Robinson first revealed his decision in an email to the Episcopal Diocese of New Hampshire on Saturday.
"It is time to share with you, our diocesan family, that my partner and husband of 25+ years, Mark, and I have decided to be divorced. As you can imagine, this is a difficult time for us – not a decision entered into lightly or without much counseling. I'm sure that you will understand the private nature of this change in our lives and our commitment to keeping those details appropriately private," said Robinson in the note.
"Our life and ministry among you continues to be something that both of us count as an honor and blessing.
We ask for your prayers, that the love and care for each other that has characterized our relationship for a quarter century will continue in the difficult days ahead," he explained.
The retired bishop, who is now a senior Fellow at the Center for American Progress in Washington, D.C., elaborated on his decision in the Daily Beast on Sunday, explaining he does not know if the path he is taking is right or wrong. He said, however, that he had faith that if God could bring salvation from the crucifixion of Christ, something good will come from his divorce from Mark.
"While I would never remotely compare myself to Jesus, I do know that I too have to move forward without knowing whether the steps I am taking are in the right or wrong direction. I too need to take care of relationships, in the midst of my own pain. (No, it's not all about me.) And I need to be an active participant in my own destiny," he said.

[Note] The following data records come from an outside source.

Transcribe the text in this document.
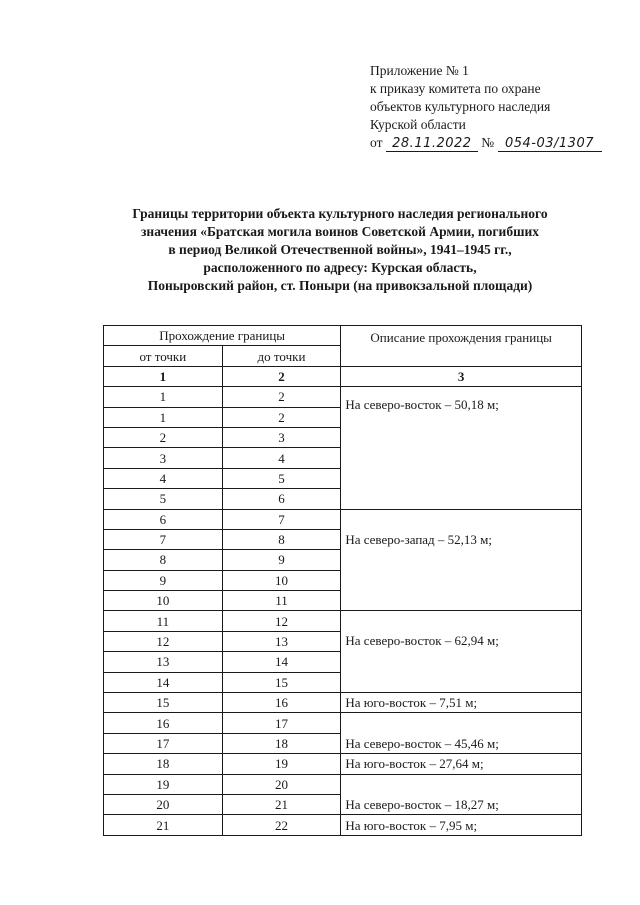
Приложение № 1
к приказу комитета по охране
объектов культурного наследия
Курской области
от 28.11.2022 № 054-03/1307
Границы территории объекта культурного наследия регионального
значения «Братская могила воинов Советской Армии, погибших
в период Великой Отечественной войны», 1941–1945 гг.,
расположенного по адресу: Курская область,
Поныровский район, ст. Поныри (на привокзальной площади)
Прохождение границы		Описание прохождения границы
от точки	до точки	
1	2	3
1	2	На северо-восток – 50,18 м;
1	2	
2	3	
3	4	
4	5	
5	6	
6	7	На северо-запад – 52,13 м;
7	8	
8	9	
9	10	
10	11	
11	12	На северо-восток – 62,94 м;
12	13	
13	14	
14	15	
15	16	На юго-восток – 7,51 м;
16	17	На северо-восток – 45,46 м;
17	18	
18	19	На юго-восток – 27,64 м;
19	20	На северо-восток – 18,27 м;
20	21	
21	22	На юго-восток – 7,95 м;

"Most importantly, I need to hold on to the belief that God will have the last word, and that word is hope. If God can bring an Easter out of that awful, long-ago Good Friday, then God can bring new life to me and Mark out of the pain of our parting company," he noted. "That is my faith, even if the pain of the present moment is too excruciating to envision what it might be. Mark and I will need, and welcome, the prayers of our friends and the support of our community."